F.V. Vos textes poétiques particulièrement percutants et ancrés dans la réalité sont-ils une façon très dynamique de mieux valoriser la poésie en bibliothèque et de pouvoir toucher une importante variété de lecteurs ?

L.L. Je n’écris pas en pensant à dépoussiérer ou à rendre plus accessible la poésie. J’écris juste de la poésie. Je ne suis naturellement pas portée vers les écrits hermétiques. Si je dois utiliser un dictionnaire toutes les trois lignes pour pouvoir comprendre un texte, ce dernier risque de me tomber des mains. J’écris en lien avec ce qui bouillonne dans mon ventre, avec ce qui me choque dans le monde. J’aime les formes courtes qui laissent de la place pour une multitude d’autres paroles. Peut-être que la combinaison entre simplicité de l’écriture, format slam de moins de trois minutes et sujets brûlants d’actualité explique en partie la belle réception de mes textes.
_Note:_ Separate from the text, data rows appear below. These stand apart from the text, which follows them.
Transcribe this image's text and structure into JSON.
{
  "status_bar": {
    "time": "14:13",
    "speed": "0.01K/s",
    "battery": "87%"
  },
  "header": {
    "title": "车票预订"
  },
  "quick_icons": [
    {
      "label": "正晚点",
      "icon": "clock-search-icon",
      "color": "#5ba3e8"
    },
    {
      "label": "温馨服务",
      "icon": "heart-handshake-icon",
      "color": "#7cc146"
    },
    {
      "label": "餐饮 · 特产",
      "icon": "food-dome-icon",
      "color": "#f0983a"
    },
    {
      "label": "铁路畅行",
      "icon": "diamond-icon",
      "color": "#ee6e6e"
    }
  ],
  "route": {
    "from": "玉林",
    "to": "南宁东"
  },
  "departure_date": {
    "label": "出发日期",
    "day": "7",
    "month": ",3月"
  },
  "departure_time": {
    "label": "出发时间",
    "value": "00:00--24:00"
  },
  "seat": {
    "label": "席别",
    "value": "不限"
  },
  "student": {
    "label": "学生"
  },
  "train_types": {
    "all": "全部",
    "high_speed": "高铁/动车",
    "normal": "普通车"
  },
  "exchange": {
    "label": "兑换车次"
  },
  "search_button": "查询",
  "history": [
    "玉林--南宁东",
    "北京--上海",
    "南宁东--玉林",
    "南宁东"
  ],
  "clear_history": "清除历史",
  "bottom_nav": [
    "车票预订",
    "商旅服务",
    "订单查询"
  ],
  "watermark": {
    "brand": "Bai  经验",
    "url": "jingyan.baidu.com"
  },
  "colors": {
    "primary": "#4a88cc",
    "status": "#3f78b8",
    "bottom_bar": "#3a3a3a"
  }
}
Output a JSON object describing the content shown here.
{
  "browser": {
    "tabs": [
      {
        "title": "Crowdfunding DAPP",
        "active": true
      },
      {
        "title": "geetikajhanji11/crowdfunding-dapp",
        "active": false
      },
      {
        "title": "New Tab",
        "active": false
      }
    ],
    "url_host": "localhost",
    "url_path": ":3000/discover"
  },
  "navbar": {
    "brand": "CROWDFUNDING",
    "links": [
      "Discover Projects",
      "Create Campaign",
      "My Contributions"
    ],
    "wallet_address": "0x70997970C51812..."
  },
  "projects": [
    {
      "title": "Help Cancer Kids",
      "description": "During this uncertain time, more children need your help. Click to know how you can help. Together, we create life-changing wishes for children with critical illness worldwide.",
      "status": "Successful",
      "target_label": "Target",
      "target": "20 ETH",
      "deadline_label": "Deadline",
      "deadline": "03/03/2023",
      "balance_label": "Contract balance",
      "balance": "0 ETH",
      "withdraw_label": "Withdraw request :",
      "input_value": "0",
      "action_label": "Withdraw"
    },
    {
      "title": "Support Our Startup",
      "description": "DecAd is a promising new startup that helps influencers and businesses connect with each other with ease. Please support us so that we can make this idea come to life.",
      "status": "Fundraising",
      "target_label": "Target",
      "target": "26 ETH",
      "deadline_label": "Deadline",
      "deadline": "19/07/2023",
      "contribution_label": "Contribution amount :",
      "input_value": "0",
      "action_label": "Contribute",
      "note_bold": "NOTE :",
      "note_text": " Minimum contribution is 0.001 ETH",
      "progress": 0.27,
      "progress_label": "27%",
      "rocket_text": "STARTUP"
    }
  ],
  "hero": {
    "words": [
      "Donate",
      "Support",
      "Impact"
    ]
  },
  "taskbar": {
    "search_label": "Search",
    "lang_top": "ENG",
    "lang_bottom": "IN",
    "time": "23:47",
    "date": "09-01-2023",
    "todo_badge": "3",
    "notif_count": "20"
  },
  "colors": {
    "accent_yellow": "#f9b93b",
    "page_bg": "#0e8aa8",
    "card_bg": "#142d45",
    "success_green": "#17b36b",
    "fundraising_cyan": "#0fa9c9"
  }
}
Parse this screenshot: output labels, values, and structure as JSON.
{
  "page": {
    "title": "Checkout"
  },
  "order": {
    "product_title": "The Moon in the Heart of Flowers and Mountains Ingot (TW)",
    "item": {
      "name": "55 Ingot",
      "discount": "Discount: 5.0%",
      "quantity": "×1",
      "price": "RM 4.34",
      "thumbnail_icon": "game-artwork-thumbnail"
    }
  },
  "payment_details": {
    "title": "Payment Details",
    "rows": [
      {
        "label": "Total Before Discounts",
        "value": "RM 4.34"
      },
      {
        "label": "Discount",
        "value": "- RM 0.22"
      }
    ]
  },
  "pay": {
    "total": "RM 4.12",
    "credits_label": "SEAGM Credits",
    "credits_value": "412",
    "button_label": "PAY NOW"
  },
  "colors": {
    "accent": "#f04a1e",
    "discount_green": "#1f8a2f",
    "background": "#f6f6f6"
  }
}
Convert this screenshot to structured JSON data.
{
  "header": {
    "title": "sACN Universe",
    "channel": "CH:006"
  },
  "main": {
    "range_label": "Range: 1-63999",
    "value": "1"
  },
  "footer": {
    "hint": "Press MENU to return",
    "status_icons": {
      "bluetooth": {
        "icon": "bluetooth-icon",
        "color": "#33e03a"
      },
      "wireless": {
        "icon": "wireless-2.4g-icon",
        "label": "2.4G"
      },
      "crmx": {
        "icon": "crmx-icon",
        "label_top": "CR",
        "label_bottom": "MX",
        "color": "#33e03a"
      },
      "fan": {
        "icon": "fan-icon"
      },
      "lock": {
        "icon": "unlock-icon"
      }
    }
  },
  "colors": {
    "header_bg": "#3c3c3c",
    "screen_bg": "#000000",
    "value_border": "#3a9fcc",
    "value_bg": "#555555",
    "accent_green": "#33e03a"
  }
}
Je pense que mon parcours personnel et professionnel peut aussi expliquer pourquoi il m’importe d’intervenir dans des lieux comme les établissements scolaires ou les bibliothèques. Mes parents sont de grands lecteurs qui ont toujours cru en l’ascenseur social grâce aux études. Je suis une ancienne enseignante et formatrice dans le secteur de l’éducation permanente. La dimension cathartique de la littérature, la poésie hors-les-murs et la bibliothérapie sont des terrains de recherche. En tant que maman de trois enfants, j’observe aussi combien il faut des portes d’entrées ouvertes sur ce que cette jeunesse-là aime et combien la notion de plaisir est importante pour que le goût de la lecture ne se perde pas trop tôt en chemin. Cela relève de la responsabilité des adultes de soigner l’accueil des jeunes au pays des mots.